The Manifesto of the Money Movement

The Manifesto of the Money Movement

The Manifesto of the Money Movement

Every single day of our children’s lives, they will be put through their paces in terms of money management.

However, because we were never taught these skills in school, the majority of us had to learn them the hard way.

We need to do more to make a difference.

The following are the five primary objectives of the Money Movement:

  1. Every year, implement a practical 4-to-6-week Money Challenge that is both fun and educational.

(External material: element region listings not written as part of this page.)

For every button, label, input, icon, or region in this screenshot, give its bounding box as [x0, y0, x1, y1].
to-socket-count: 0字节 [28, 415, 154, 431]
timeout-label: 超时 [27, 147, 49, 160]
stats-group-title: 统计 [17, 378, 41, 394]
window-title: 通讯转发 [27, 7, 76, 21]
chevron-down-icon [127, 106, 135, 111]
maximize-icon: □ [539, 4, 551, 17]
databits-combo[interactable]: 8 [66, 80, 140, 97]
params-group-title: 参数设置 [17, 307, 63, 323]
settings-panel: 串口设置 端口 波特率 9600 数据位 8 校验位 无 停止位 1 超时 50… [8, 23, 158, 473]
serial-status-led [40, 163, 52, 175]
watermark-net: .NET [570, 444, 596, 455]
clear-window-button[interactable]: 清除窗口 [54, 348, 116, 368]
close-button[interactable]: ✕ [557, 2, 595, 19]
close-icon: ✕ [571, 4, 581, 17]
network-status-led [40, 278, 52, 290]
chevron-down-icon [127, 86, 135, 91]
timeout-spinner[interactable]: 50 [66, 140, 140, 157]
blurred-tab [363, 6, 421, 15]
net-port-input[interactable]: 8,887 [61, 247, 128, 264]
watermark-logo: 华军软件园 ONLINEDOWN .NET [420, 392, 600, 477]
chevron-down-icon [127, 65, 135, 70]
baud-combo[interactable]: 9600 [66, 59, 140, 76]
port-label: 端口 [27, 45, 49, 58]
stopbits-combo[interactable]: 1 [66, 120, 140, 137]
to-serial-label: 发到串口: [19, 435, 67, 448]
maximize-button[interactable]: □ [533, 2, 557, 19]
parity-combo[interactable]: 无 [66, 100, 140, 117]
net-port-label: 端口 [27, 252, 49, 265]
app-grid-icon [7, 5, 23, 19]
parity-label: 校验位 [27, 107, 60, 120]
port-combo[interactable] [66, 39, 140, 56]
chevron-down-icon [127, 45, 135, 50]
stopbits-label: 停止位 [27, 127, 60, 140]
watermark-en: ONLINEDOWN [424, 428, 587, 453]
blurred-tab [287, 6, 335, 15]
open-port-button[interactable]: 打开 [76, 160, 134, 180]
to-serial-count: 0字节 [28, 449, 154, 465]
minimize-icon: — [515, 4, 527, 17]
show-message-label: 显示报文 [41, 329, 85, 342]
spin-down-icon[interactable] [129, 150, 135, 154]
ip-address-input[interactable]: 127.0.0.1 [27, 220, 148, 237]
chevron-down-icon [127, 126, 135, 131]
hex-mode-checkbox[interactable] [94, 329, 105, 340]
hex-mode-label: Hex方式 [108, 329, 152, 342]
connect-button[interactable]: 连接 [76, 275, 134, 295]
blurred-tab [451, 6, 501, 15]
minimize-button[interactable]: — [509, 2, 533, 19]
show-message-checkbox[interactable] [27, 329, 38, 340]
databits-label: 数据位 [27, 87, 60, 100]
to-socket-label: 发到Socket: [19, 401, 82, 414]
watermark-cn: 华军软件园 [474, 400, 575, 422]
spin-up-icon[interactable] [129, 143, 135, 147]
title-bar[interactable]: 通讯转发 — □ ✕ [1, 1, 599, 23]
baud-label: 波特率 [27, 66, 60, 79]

When literacy rates were declining, the Premier’s Reading Challenge was established to encourage children to read more — and it was a success! As an example, I’m encouraging state governments to support a Money Challenge — not just another requirement in an already overburdened curriculum, but something exciting that schools will participate in because it is both necessary and enjoyable!

New entrepreneurial minds to drive the economy

  1. Demonstrate to primary school students the importance of working, saving, spending, and giving.

When you get children excited, it’s amazing what can happen to them. In the course of a Money Challenge pilot program at a school in Hervey Bay (one of the nation’s most impoverished regions), a six-year-old came up with the idea of using money from their class’s ‘Give’ fund to provide food to the homeless people in their local community. In both their personal lives and the lives of their neighbors, it was a life-changing experience.

  1. Teach high school students how to find work and how to set up their savings accounts.

You recall thinking to yourself as a teenager in class, “How am I going to put this to use in the real world?” After learning at a pilot Money Challenge, I met teenagers who were the first family members to obtain employment and establish savings accounts. Consider what your life would be like if someone had assisted you in completing that task on your first paycheck. That is something I want for every Australian and Zambian child. Let’s put them in a position to succeed.

  1. Make a commitment to your own professional development. Teachers should receive financial education.

Teachers are not in the profession solely for the money: it is a vocation for them. Even so, it’s difficult to stand up in front of a group of year 9 students and speak about the dangers of credit cards (known as kaloba in Zambia) when you’re personally in debt to credit card companies. The bottom line is that in order to raise financially fit children, we must have financially fit teachers.

      5. Ban all financial institutions from our educational institutions.

The equivalent of having Ronald McDonald teach our children about nutrition would be for banks to do the same thing. The financial education of our children is far too important to leave to others. The government financial regulator (ASIC in Australia; think of a financial regulator in Zambia-] is independent of commercial interests and should deliver the program, rather than the private sector.

This is something I sincerely believe, and I’ve been working on it — and piloting it in schools — for several years now. However, it is now necessary to take the next step and convince your state government to support your initiative.

This is something I want every Australian and Zambian child to learn. So, if you agree, I’d appreciate it if you could do me a favor:

Would you be willing to lend your support to this campaign by leaving a comment below:

The following are some of the opinions expressed by the general public regarding children learning financial literacy.

What could be more important than teaching children (who will, in turn, educate their parents) how to manage their financial resources? Indeed, the current curriculum is just as important as it was in the past. And I’m sure they’ll enjoy learning about it even more than any other subject.

A more critical time has never existed for children to learn about money and financial literacy.

According to some experts, education in financial literacy should be the most important subject covered in our educational curriculum. Please, our political leaders, support Scott’s proposal for the ‘Money Movement’ so that our future children will not be forced into poverty. Thanks

What could be more important than teaching children (who will, in turn, educate their parents) how to manage their financial resources? Without a doubt, it is every bit as important as the current curriculum. And I’m sure they’ll enjoy learning about it even more than any other subject.

A more critical time has never existed for children to learn about money and financial literacy.

I must sign this petition because financial literacy is just as critical as learning to read and write.

It is the way our worldview is formed (particularly before the age of nine) that sets the stage for how we behave with money and whether it results in healthy or stressful behaviour.

To me, teaching kids fundamental money skills is essential. There should be no hype, no advertising, just the truth about how we can choose to control money or allow money to control our lives, and that’s what I believe should be taught.

The Barefoot Investor was one of the first financial books I ever read, and I can’t believe how much faster I’m saving now. This would make an excellent educational program for children.

This is the proper financial education that should be provided to all school-aged children.

Yes, children must learn about money management skills to be successful in the future. I wish I had learned about money management skills in school.

No one taught me anything about money management when I was a child, teenager, or student that I am signing this petition. It is the essential lesson currently missing from the curriculum, which must be addressed immediately.

I’m signing because teaching children and adults about money management is fundamental to helping them on a daily basis and in the future: the greater the number of people who prosper, the more financially secure the community.

This is a practical life skill that children require. I wish we had something like this back in the day!!!

Children must learn how to manage their finances responsibly.